It is not uncommon for us to see in the solar parks which Greensolver manages that the actual energy yield deviates from the original forecast energy yield. However, a correct estimate of the yield on site is crucial for the correct design of the system and thereby the operational performance. That has a direct influence on the funding or value of the project.
The starting point for the design of every solar system is the calculation of the Global Horizontal Irradiation (GHI). GHI is a cumulative solar radiation over the year on a surface, usually expressed in kWh/m2. The GHI is primarily dependent on the location on the planet. The location on the planet and the light intensity over the year at the site. This can be modelled successfully on the basis of astronomical laws. However, the greatest uncertainty lies in the reduction of the solar radiation coming in by the atmosphere. This reduction is determined by location-specific, climatological and meteorological factors, such as:
- Absorption by the atmosphere (ozone, oxygen, water vapour etc.)
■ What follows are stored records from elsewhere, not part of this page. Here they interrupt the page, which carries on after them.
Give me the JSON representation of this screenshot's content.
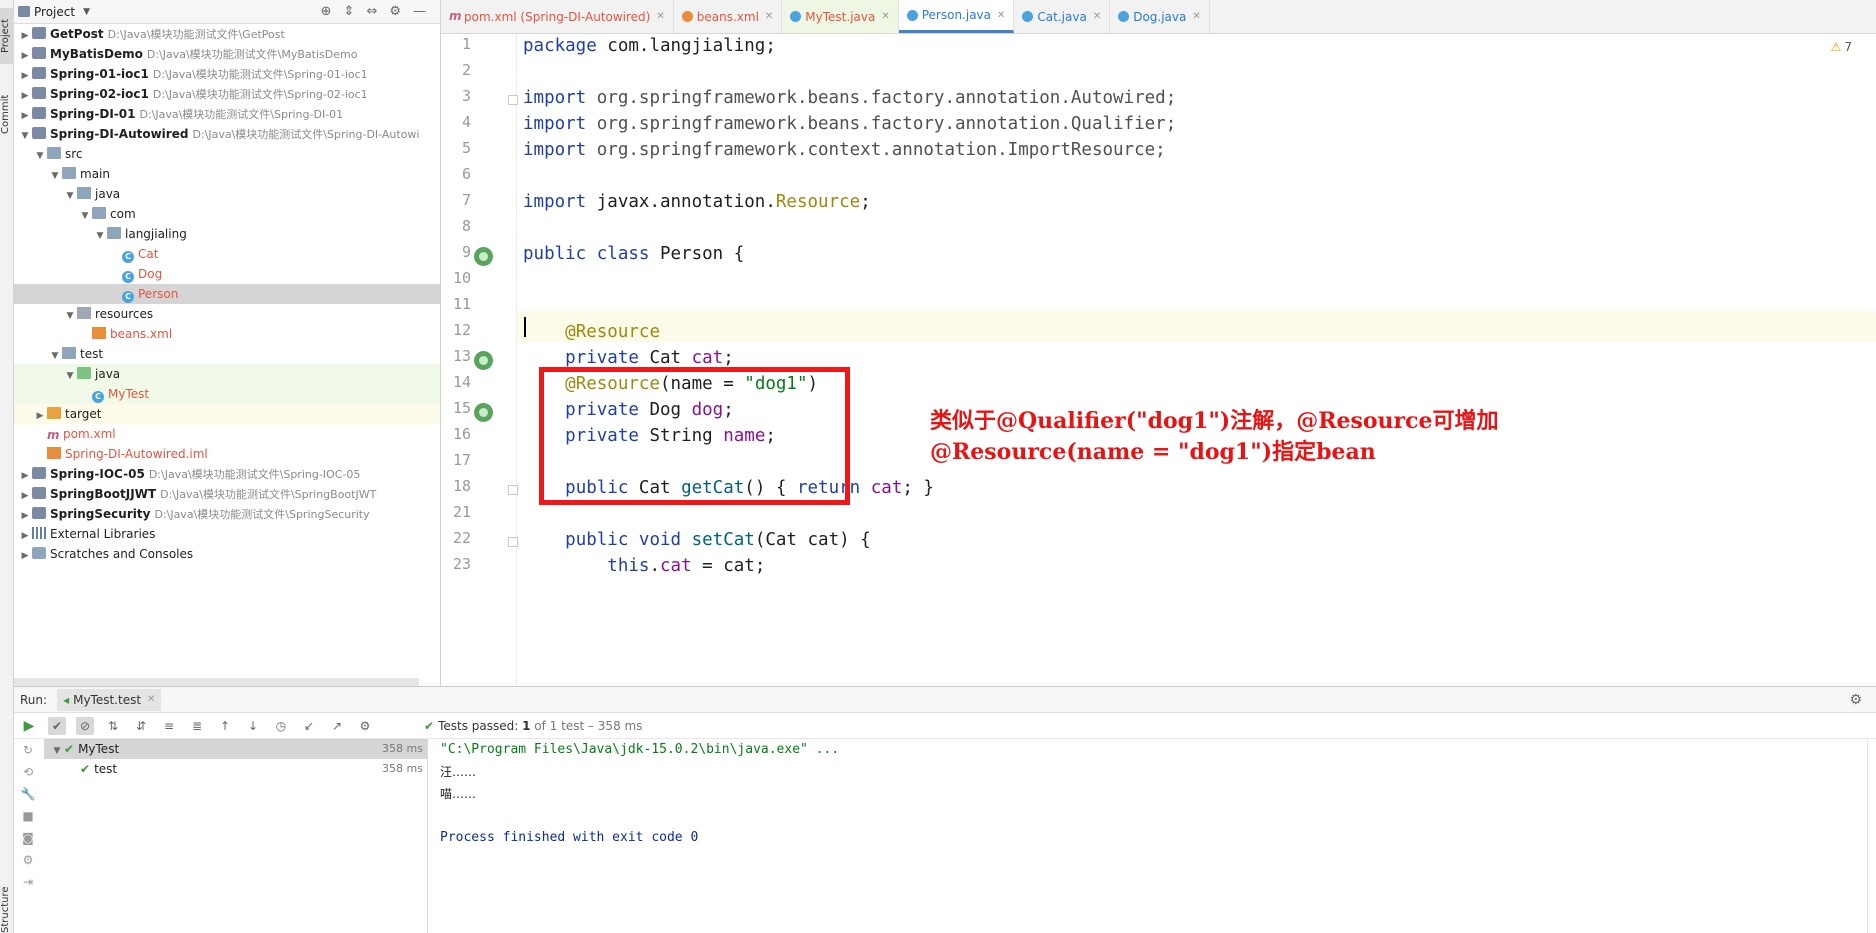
{
  "sidebar": {
    "project_tab": "Project",
    "commit_tab": "Commit",
    "structure_tab": "Structure"
  },
  "project": {
    "title": "Project",
    "items": [
      {
        "label": "GetPost",
        "path": "D:\\Java\\模块功能测试文件\\GetPost",
        "depth": 0,
        "expanded": false,
        "icon": "module-icon"
      },
      {
        "label": "MyBatisDemo",
        "path": "D:\\Java\\模块功能测试文件\\MyBatisDemo",
        "depth": 0,
        "expanded": false,
        "icon": "module-icon"
      },
      {
        "label": "Spring-01-ioc1",
        "path": "D:\\Java\\模块功能测试文件\\Spring-01-ioc1",
        "depth": 0,
        "expanded": false,
        "icon": "module-icon"
      },
      {
        "label": "Spring-02-ioc1",
        "path": "D:\\Java\\模块功能测试文件\\Spring-02-ioc1",
        "depth": 0,
        "expanded": false,
        "icon": "module-icon"
      },
      {
        "label": "Spring-DI-01",
        "path": "D:\\Java\\模块功能测试文件\\Spring-DI-01",
        "depth": 0,
        "expanded": false,
        "icon": "module-icon"
      },
      {
        "label": "Spring-DI-Autowired",
        "path": "D:\\Java\\模块功能测试文件\\Spring-DI-Autowi",
        "depth": 0,
        "expanded": true,
        "icon": "module-icon"
      },
      {
        "label": "src",
        "depth": 1,
        "expanded": true,
        "icon": "folder-icon"
      },
      {
        "label": "main",
        "depth": 2,
        "expanded": true,
        "icon": "folder-icon"
      },
      {
        "label": "java",
        "depth": 3,
        "expanded": true,
        "icon": "source-folder-icon"
      },
      {
        "label": "com",
        "depth": 4,
        "expanded": true,
        "icon": "package-icon"
      },
      {
        "label": "langjialing",
        "depth": 5,
        "expanded": true,
        "icon": "package-icon"
      },
      {
        "label": "Cat",
        "depth": 6,
        "icon": "class-icon",
        "red": true
      },
      {
        "label": "Dog",
        "depth": 6,
        "icon": "class-icon",
        "red": true
      },
      {
        "label": "Person",
        "depth": 6,
        "icon": "class-icon",
        "red": true,
        "selected": true
      },
      {
        "label": "resources",
        "depth": 3,
        "expanded": true,
        "icon": "resources-folder-icon"
      },
      {
        "label": "beans.xml",
        "depth": 4,
        "icon": "xml-file-icon",
        "red": true
      },
      {
        "label": "test",
        "depth": 2,
        "expanded": true,
        "icon": "folder-icon"
      },
      {
        "label": "java",
        "depth": 3,
        "expanded": true,
        "icon": "test-folder-icon",
        "test_hl": true
      },
      {
        "label": "MyTest",
        "depth": 4,
        "icon": "test-class-icon",
        "red": true,
        "test_hl": true
      },
      {
        "label": "target",
        "depth": 1,
        "expanded": false,
        "icon": "target-folder-icon",
        "target_hl": true
      },
      {
        "label": "pom.xml",
        "depth": 1,
        "icon": "maven-icon",
        "red": true
      },
      {
        "label": "Spring-DI-Autowired.iml",
        "depth": 1,
        "icon": "iml-file-icon",
        "red": true
      },
      {
        "label": "Spring-IOC-05",
        "path": "D:\\Java\\模块功能测试文件\\Spring-IOC-05",
        "depth": 0,
        "expanded": false,
        "icon": "module-icon"
      },
      {
        "label": "SpringBootJJWT",
        "path": "D:\\Java\\模块功能测试文件\\SpringBootJWT",
        "depth": 0,
        "expanded": false,
        "icon": "module-icon"
      },
      {
        "label": "SpringSecurity",
        "path": "D:\\Java\\模块功能测试文件\\SpringSecurity",
        "depth": 0,
        "expanded": false,
        "icon": "module-icon"
      },
      {
        "label": "External Libraries",
        "depth": 0,
        "expanded": false,
        "icon": "libraries-icon",
        "plain": true
      },
      {
        "label": "Scratches and Consoles",
        "depth": 0,
        "expanded": false,
        "icon": "scratches-icon",
        "plain": true
      }
    ]
  },
  "tabs": [
    {
      "label": "pom.xml (Spring-DI-Autowired)",
      "icon": "maven-icon"
    },
    {
      "label": "beans.xml",
      "icon": "xml-file-icon"
    },
    {
      "label": "MyTest.java",
      "icon": "test-class-icon"
    },
    {
      "label": "Person.java",
      "icon": "class-icon",
      "active": true
    },
    {
      "label": "Cat.java",
      "icon": "class-icon"
    },
    {
      "label": "Dog.java",
      "icon": "class-icon"
    }
  ],
  "editor": {
    "warnings": "7",
    "line_numbers": [
      "1",
      "2",
      "3",
      "4",
      "5",
      "6",
      "7",
      "8",
      "9",
      "10",
      "11",
      "12",
      "13",
      "14",
      "15",
      "16",
      "17",
      "18",
      "21",
      "22",
      "23"
    ],
    "code": [
      [
        {
          "t": "package ",
          "c": "kw"
        },
        {
          "t": "com.langjialing;"
        }
      ],
      [],
      [
        {
          "t": "import ",
          "c": "kw"
        },
        {
          "t": "org.springframework.beans.factory.annotation.Autowired;",
          "c": "imp"
        }
      ],
      [
        {
          "t": "import ",
          "c": "kw"
        },
        {
          "t": "org.springframework.beans.factory.annotation.Qualifier;",
          "c": "imp"
        }
      ],
      [
        {
          "t": "import ",
          "c": "kw"
        },
        {
          "t": "org.springframework.context.annotation.ImportResource;",
          "c": "imp"
        }
      ],
      [],
      [
        {
          "t": "import ",
          "c": "kw"
        },
        {
          "t": "javax.annotation."
        },
        {
          "t": "Resource",
          "c": "ann"
        },
        {
          "t": ";"
        }
      ],
      [],
      [
        {
          "t": "public class ",
          "c": "kw"
        },
        {
          "t": "Person {"
        }
      ],
      [],
      [],
      [
        {
          "t": "    "
        },
        {
          "t": "@Resource",
          "c": "ann"
        }
      ],
      [
        {
          "t": "    "
        },
        {
          "t": "private ",
          "c": "kw"
        },
        {
          "t": "Cat "
        },
        {
          "t": "cat",
          "c": "field"
        },
        {
          "t": ";"
        }
      ],
      [
        {
          "t": "    "
        },
        {
          "t": "@Resource",
          "c": "ann"
        },
        {
          "t": "(name = "
        },
        {
          "t": "\"dog1\"",
          "c": "str"
        },
        {
          "t": ")"
        }
      ],
      [
        {
          "t": "    "
        },
        {
          "t": "private ",
          "c": "kw"
        },
        {
          "t": "Dog "
        },
        {
          "t": "dog",
          "c": "field"
        },
        {
          "t": ";"
        }
      ],
      [
        {
          "t": "    "
        },
        {
          "t": "private ",
          "c": "kw"
        },
        {
          "t": "String "
        },
        {
          "t": "name",
          "c": "field"
        },
        {
          "t": ";"
        }
      ],
      [],
      [
        {
          "t": "    "
        },
        {
          "t": "public ",
          "c": "kw"
        },
        {
          "t": "Cat "
        },
        {
          "t": "getCat",
          "c": "method"
        },
        {
          "t": "() { "
        },
        {
          "t": "return ",
          "c": "kw"
        },
        {
          "t": "cat",
          "c": "field"
        },
        {
          "t": "; }"
        }
      ],
      [],
      [
        {
          "t": "    "
        },
        {
          "t": "public void ",
          "c": "kw"
        },
        {
          "t": "setCat",
          "c": "method"
        },
        {
          "t": "(Cat cat) {"
        }
      ],
      [
        {
          "t": "        "
        },
        {
          "t": "this",
          "c": "kw"
        },
        {
          "t": "."
        },
        {
          "t": "cat",
          "c": "field"
        },
        {
          "t": " = cat;"
        }
      ]
    ],
    "annotation_note": "类似于@Qualifier(\"dog1\")注解，@Resource可增加\n@Resource(name = \"dog1\")指定bean"
  },
  "run": {
    "label": "Run:",
    "tab": "MyTest.test",
    "status_prefix": "Tests passed:",
    "status_count": "1",
    "status_rest": "of 1 test – 358 ms",
    "tree": [
      {
        "label": "MyTest",
        "time": "358 ms",
        "depth": 0,
        "selected": true
      },
      {
        "label": "test",
        "time": "358 ms",
        "depth": 1
      }
    ],
    "console": [
      {
        "text": "\"C:\\Program Files\\Java\\jdk-15.0.2\\bin\\java.exe\" ...",
        "c": "c-cmd"
      },
      {
        "text": "汪……",
        "c": "c-out"
      },
      {
        "text": "喵……",
        "c": "c-out"
      },
      {
        "text": "",
        "c": "c-out"
      },
      {
        "text": "Process finished with exit code 0",
        "c": "c-blue"
      }
    ]
  }
}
- Scattering in the atmosphere (Rayleigh / Mie scattering)
- Reflection on the surface (albedo value)
Modern solar PV design tools (such as PVSol and PVSyst) make estimates of these factors on the basis of satellite data, e.g. the PVGIS or NASA-SSE databases, which in turn are constructed from other datasets, including: GEOS-1, ISCCP D-1, GOES, POES, ISSCP, Meteostat, datasets. These datasets contain data from the period 1983 – 2005. Despite a relatively high reliability of the P50 and P90 values, the various tools often significantly give different outcomes. These differences are caused by the use of different datasets and algorithms.
In order to achieve a consistent and more reliable outcome, ‘long-term correlation’ is the buzzword. Additional correlation can be sought with other local sources, such as weather data from meteorological institutes, weather stations, etc.
Another reliable alternative is correlation and extrapolation on the base of actual measurements on site at the location. Correctly installed and calibrated pyranometers – the current standard in solar is ISO 9060:1990 allow the local conditions to be measured accurately. On-site measurements can be performed on a horizontal basis or even for a better approach, tilted to the panels’ inclination. With correct measurement, the margin can be reduced to 1% – 2%.
This enhanced reliability will lead to better P90 values for the project, which in turn will reduce project’s risk and therefore provide better funding terms. Naturally, the performance of the measurement and analysis of the findings have costs attached to them. A location-specific assessment will have to be made in order to determine whether the benefits outweigh the costs.